Enhancing Energy Efficiency In Noma-Supported Cognitive Radio Networks For 5g

Abstract

This paper investigates energy efficiency (EE) performance of a non-orthogonal multiple access (NOMA)-based cognitive radio (CR) system for 5G communications. The proposed system incorporates Relays aided by unmanned aerial vehicles (UAVs), which operate through a phase of energy harvesting (EH) followed by numerous decode-and-forward (DF) communication stages. During the energy harvesting phase, UAV relays collect energy as of a dedicated power beacon (PB) to maintain sustainable operations. The secondary transmitter (ST) employs a harvested energy to communicate with the first UAV relay with the help of NOMA, while the primary transmitter (PT) transmits to the primary receiver (PR) under interference limitations.

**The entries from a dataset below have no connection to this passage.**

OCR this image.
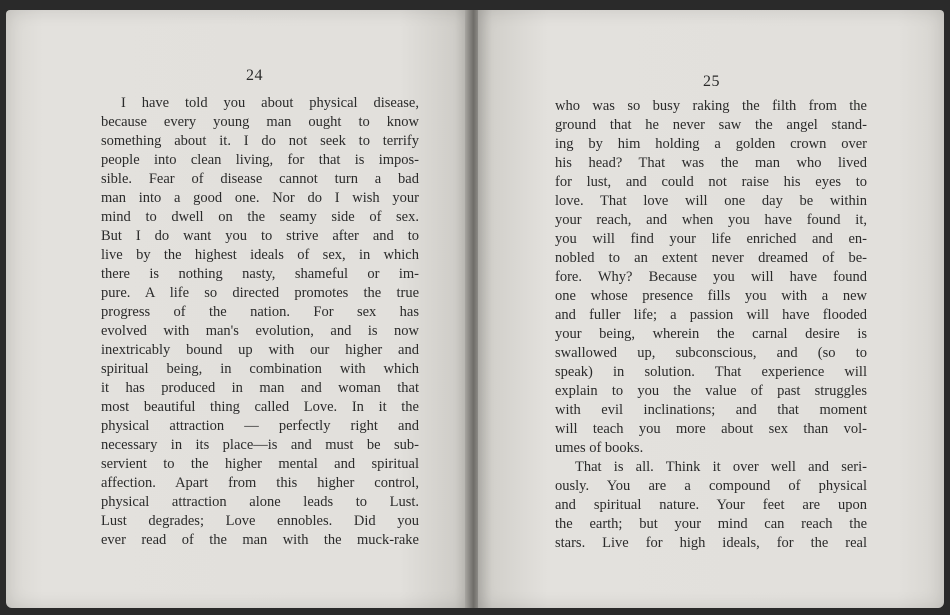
24
I have told you about physical disease,
because every young man ought to know
something about it. I do not seek to terrify
people into clean living, for that is impos-
sible. Fear of disease cannot turn a bad
man into a good one. Nor do I wish your
mind to dwell on the seamy side of sex.
But I do want you to strive after and to
live by the highest ideals of sex, in which
there is nothing nasty, shameful or im-
pure. A life so directed promotes the true
progress of the nation. For sex has
evolved with man's evolution, and is now
inextricably bound up with our higher and
spiritual being, in combination with which
it has produced in man and woman that
most beautiful thing called Love. In it the
physical attraction — perfectly right and
necessary in its place—is and must be sub-
servient to the higher mental and spiritual
affection. Apart from this higher control,
physical attraction alone leads to Lust.
Lust degrades; Love ennobles. Did you
ever read of the man with the muck-rake
25
who was so busy raking the filth from the
ground that he never saw the angel stand-
ing by him holding a golden crown over
his head? That was the man who lived
for lust, and could not raise his eyes to
love. That love will one day be within
your reach, and when you have found it,
you will find your life enriched and en-
nobled to an extent never dreamed of be-
fore. Why? Because you will have found
one whose presence fills you with a new
and fuller life; a passion will have flooded
your being, wherein the carnal desire is
swallowed up, subconscious, and (so to
speak) in solution. That experience will
explain to you the value of past struggles
with evil inclinations; and that moment
will teach you more about sex than vol-
umes of books.
That is all. Think it over well and seri-
ously. You are a compound of physical
and spiritual nature. Your feet are upon
the earth; but your mind can reach the
stars. Live for high ideals, for the real
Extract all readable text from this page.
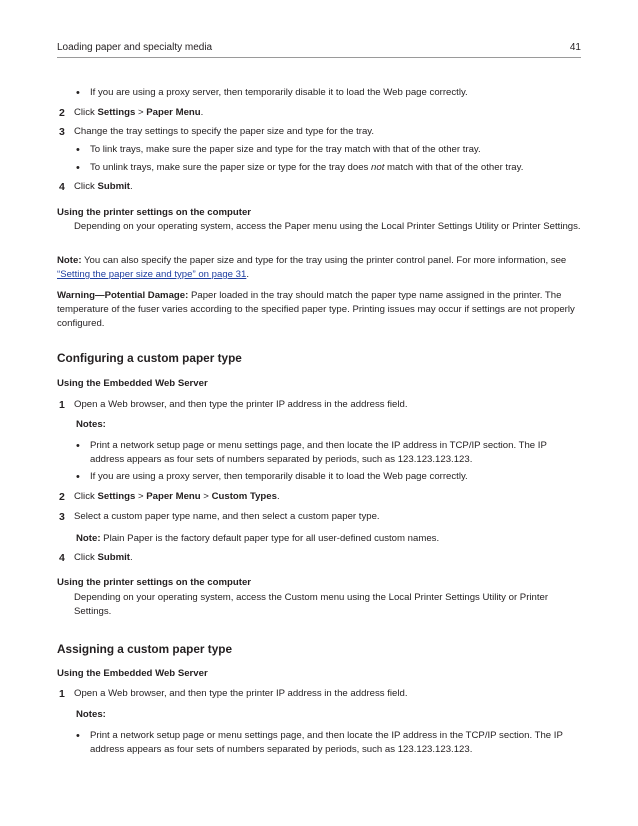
Loading paper and specialty media	41
• If you are using a proxy server, then temporarily disable it to load the Web page correctly.
2 Click Settings > Paper Menu.
3 Change the tray settings to specify the paper size and type for the tray.
• To link trays, make sure the paper size and type for the tray match with that of the other tray.
• To unlink trays, make sure the paper size or type for the tray does not match with that of the other tray.
4 Click Submit.
Using the printer settings on the computer
Depending on your operating system, access the Paper menu using the Local Printer Settings Utility or Printer Settings.
Note: You can also specify the paper size and type for the tray using the printer control panel. For more information, see “Setting the paper size and type” on page 31.
Warning—Potential Damage: Paper loaded in the tray should match the paper type name assigned in the printer. The temperature of the fuser varies according to the specified paper type. Printing issues may occur if settings are not properly configured.
Configuring a custom paper type
Using the Embedded Web Server
1 Open a Web browser, and then type the printer IP address in the address field.
Notes:
• Print a network setup page or menu settings page, and then locate the IP address in TCP/IP section. The IP address appears as four sets of numbers separated by periods, such as 123.123.123.123.
• If you are using a proxy server, then temporarily disable it to load the Web page correctly.
2 Click Settings > Paper Menu > Custom Types.
3 Select a custom paper type name, and then select a custom paper type.
Note: Plain Paper is the factory default paper type for all user‑defined custom names.
4 Click Submit.
Using the printer settings on the computer
Depending on your operating system, access the Custom menu using the Local Printer Settings Utility or Printer Settings.
Assigning a custom paper type
Using the Embedded Web Server
1 Open a Web browser, and then type the printer IP address in the address field.
Notes:
• Print a network setup page or menu settings page, and then locate the IP address in the TCP/IP section. The IP address appears as four sets of numbers separated by periods, such as 123.123.123.123.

Following relays utilize the DF method to send the messages to their intended location.

We obtained the Signal-to-interference-plus-noise ratio (SINR) expressions, throughput alongwith energy efficiency across various system components. Simulations conducted in MATLAB assess how power allocation, interference constraints, and relay energy usage influence energy efficiency. The findings reveal that improving power allocation and interference management significantly boosts energy efficiency while maintaining reliable communication. This research offers guidance on creating NOMA-based CR systems that are both energy-efficient and spectrum-efficient for 5G and future networks.